When I open my eyes, I see that his are red-rimmed, and my heart cracks.

“Why are you doing this?” he asks, his voice strained.

“Because I have to!” The words burst out of me, a tidal wave that won’t stop until it’s swept both of us under. “Because you’re just like all the others! Because I’ll trust you and love you and give you everything, and one day you’ll find someone younger and prettier and you’ll just toss me aside like I’m nothing. And I won’t let that happen to me. I won’t.”

Josh’s face pales, and then flushes. “How can you say that? After everything we’ve—how can you—?”

He stares at me, like he’s waiting for me to tell him I don’t mean it. But I don’t—I can’t.

His voice goes flat. “You really think that of me.” When I don’t deny it, he shakes his head and a dark look crosses his face. “Fine. Fine. If that’s what you really think I am, then maybe you’re right. Maybe you’re just like all the others. Maybe you are replaceable.”
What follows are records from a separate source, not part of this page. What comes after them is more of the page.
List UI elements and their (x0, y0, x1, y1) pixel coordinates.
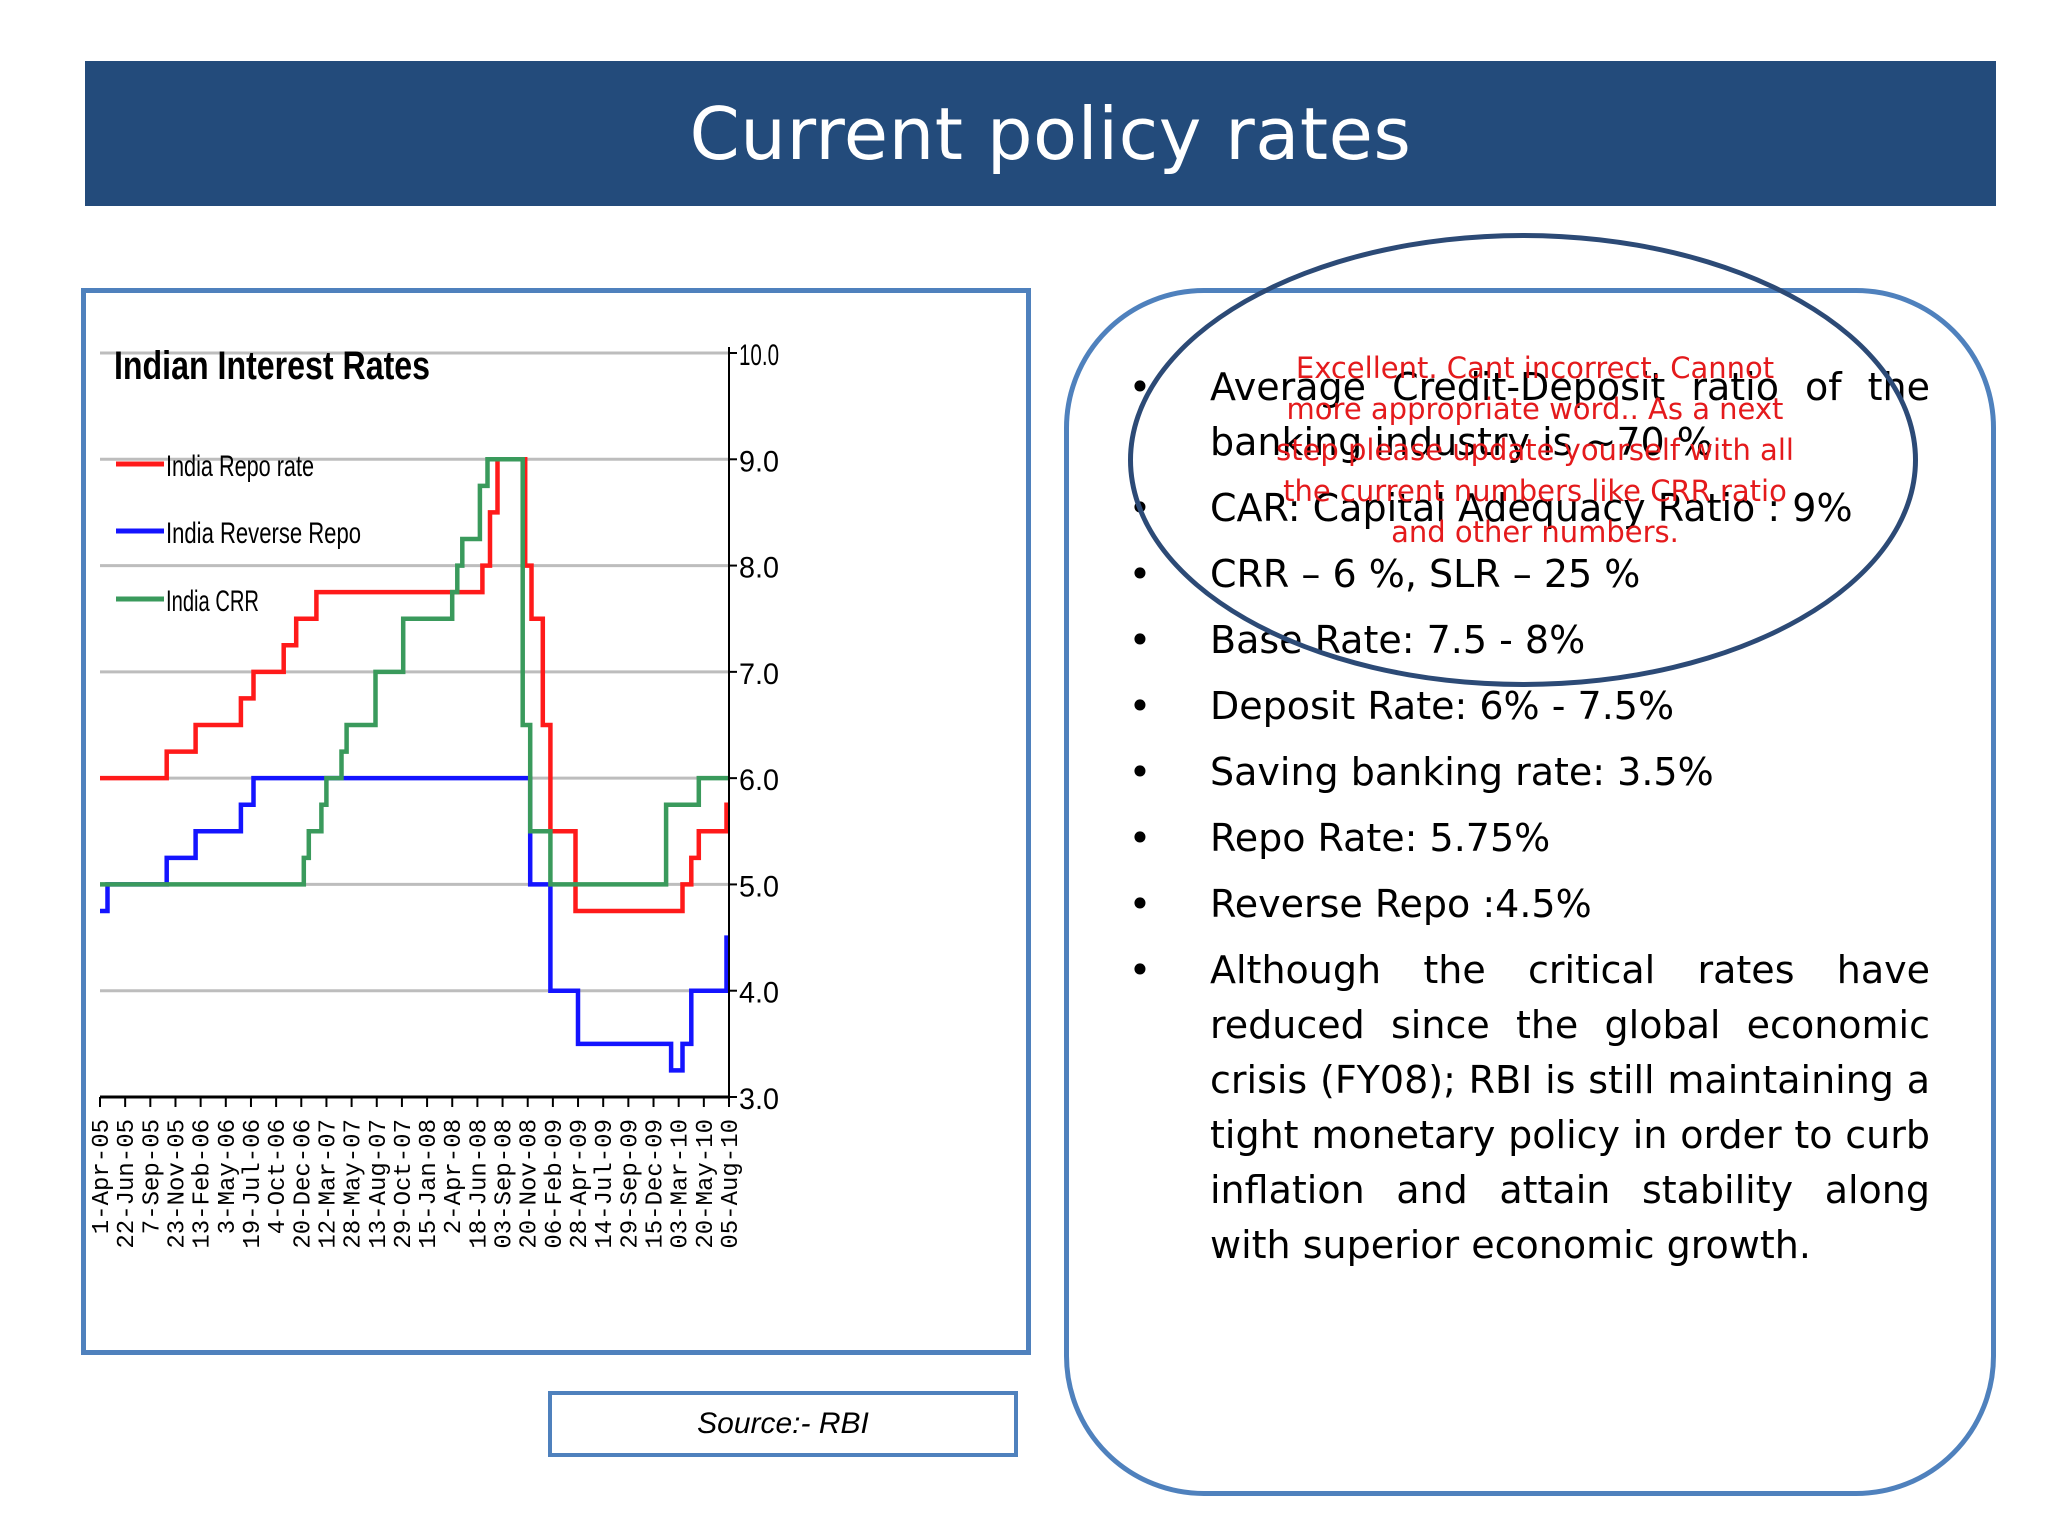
x-tick-label: 05-Aug-10 (718, 1119, 745, 1249)
bullet-text: Deposit Rate: 6% - 7.5% (1210, 684, 1675, 728)
bullet-text: CAR: Capital Adequacy Ratio : 9% (1210, 486, 1853, 530)
series-lines (100, 457, 729, 1073)
bullet-text: Base Rate: 7.5 - 8% (1210, 618, 1586, 662)
x-tick-label: 15-Dec-09 (643, 1119, 670, 1249)
x-tick-label: 03-Mar-10 (668, 1119, 695, 1249)
interest-rate-chart: 10.0 9.0 8.0 7.0 6.0 5.0 4.0 3.0 1-Apr-0522-Jun-… (89, 339, 779, 1249)
x-tick-label: 28-Apr-09 (567, 1119, 594, 1249)
bullet-item: • CAR: Capital Adequacy Ratio : 9% (1125, 481, 1930, 536)
source-box: Source:- RBI (548, 1391, 1018, 1457)
x-tick-label: 15-Jan-08 (416, 1119, 443, 1249)
x-tick-label: 28-May-07 (341, 1119, 368, 1249)
bullet-icon: • (1128, 618, 1152, 662)
x-tick-label: 7-Sep-05 (139, 1119, 166, 1234)
x-tick-label: 06-Feb-09 (542, 1119, 569, 1249)
x-tick-label: 13-Aug-07 (366, 1119, 393, 1249)
text-panel (1064, 288, 1996, 1496)
slide-title: Current policy rates (689, 91, 1412, 176)
bullet-text: CRR – 6 %, SLR – 25 % (1210, 552, 1641, 596)
x-tick-label: 20-May-10 (693, 1119, 720, 1249)
x-tick-label: 13-Feb-06 (190, 1119, 217, 1249)
bullet-text: Reverse Repo :4.5% (1210, 882, 1592, 926)
y-tick-label: 4.0 (739, 977, 779, 1010)
x-tick-label: 23-Nov-05 (164, 1119, 191, 1249)
axes: 10.0 9.0 8.0 7.0 6.0 5.0 4.0 3.0 1-Apr-0522-Jun-… (89, 339, 779, 1249)
x-tick-label: 2-Apr-08 (441, 1119, 468, 1234)
bullet-icon: • (1128, 365, 1152, 409)
x-tick-label: 3-May-06 (215, 1119, 242, 1234)
source-label: Source:- RBI (697, 1407, 869, 1440)
x-tick-label: 22-Jun-05 (114, 1119, 141, 1249)
bullet-icon: • (1128, 750, 1152, 794)
y-tick-label: 10.0 (739, 339, 779, 372)
x-tick-label: 19-Jul-06 (240, 1119, 267, 1249)
bullet-icon: • (1128, 486, 1152, 530)
chart-frame: 10.0 9.0 8.0 7.0 6.0 5.0 4.0 3.0 1-Apr-05 22-Jun-… (81, 288, 1031, 1355)
y-tick-label: 8.0 (739, 552, 779, 585)
bullet-item: • Repo Rate: 5.75% (1125, 811, 1930, 866)
bullet-icon: • (1128, 552, 1152, 596)
y-tick-label: 6.0 (739, 764, 779, 797)
chart-title: Indian Interest Rates (114, 344, 430, 388)
bullet-icon: • (1128, 816, 1152, 860)
bullet-icon: • (1128, 948, 1152, 992)
y-tick-label: 3.0 (739, 1083, 779, 1116)
x-tick-label: 20-Nov-08 (517, 1119, 544, 1249)
legend: India Repo rate India Reverse Repo India C… (116, 450, 361, 618)
x-tick-label: 29-Sep-09 (617, 1119, 644, 1249)
grid-lines (100, 351, 729, 993)
y-tick-label: 5.0 (739, 870, 779, 903)
bullet-item: • Deposit Rate: 6% - 7.5% (1125, 679, 1930, 734)
legend-label: India Repo rate (166, 450, 314, 483)
bullet-item: • Reverse Repo :4.5% (1125, 877, 1930, 932)
x-tick-label: 1-Apr-05 (89, 1119, 116, 1234)
series-line-india-repo-rate (100, 457, 729, 914)
y-tick-label: 7.0 (739, 658, 779, 691)
x-tick-label: 14-Jul-09 (592, 1119, 619, 1249)
bullet-icon: • (1128, 882, 1152, 926)
y-tick-label: 9.0 (739, 445, 779, 478)
bullet-text: Although the critical rates have reduced… (1210, 948, 1930, 1267)
bullet-icon: • (1128, 684, 1152, 728)
x-tick-label: 4-Oct-06 (265, 1119, 292, 1234)
x-tick-label: 03-Sep-08 (492, 1119, 519, 1249)
x-tick-label: 29-Oct-07 (391, 1119, 418, 1249)
legend-label: India Reverse Repo (166, 517, 361, 550)
bullet-item: • Average Credit-Deposit ratio of the ban… (1125, 360, 1930, 470)
bullet-list: • Average Credit-Deposit ratio of the ban… (1125, 360, 1930, 1284)
bullet-item: • Base Rate: 7.5 - 8% (1125, 613, 1930, 668)
x-tick-label: 20-Dec-06 (290, 1119, 317, 1249)
bullet-item: • Saving banking rate: 3.5% (1125, 745, 1930, 800)
x-tick-label: 18-Jun-08 (466, 1119, 493, 1249)
title-bar: Current policy rates (85, 61, 1996, 206)
bullet-text: Saving banking rate: 3.5% (1210, 750, 1714, 794)
bullet-item: • Although the critical rates have reduce… (1125, 943, 1930, 1273)
bullet-text: Repo Rate: 5.75% (1210, 816, 1551, 860)
legend-label: India CRR (166, 585, 259, 618)
bullet-item: • CRR – 6 %, SLR – 25 % (1125, 547, 1930, 602)
bullet-text: Average Credit-Deposit ratio of the bank… (1210, 365, 1930, 464)
x-tick-label: 12-Mar-07 (315, 1119, 342, 1249)
series-line-india-reverse-repo (100, 775, 729, 1073)
review-comment: Excellent. Cant incorrect. Cannot more a… (1276, 351, 1794, 549)
series-line-india-crr (100, 457, 729, 887)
Everything goes still. Even my heart, like the pain is so great it can’t beat past it. “Leave. Now,” I growl.

There’s a beat where I think maybe he won’t. Where I think maybe I’ll beg him not to.

But I stay rooted where I am, silent, and he stalks off to his Porsche. Before I know it, he’s gone too, his car disappearing down the street.

And I’m left standing alone in the yard, filled to bursting with so much pain and anger and regret, and yet somehow emptier than ever before.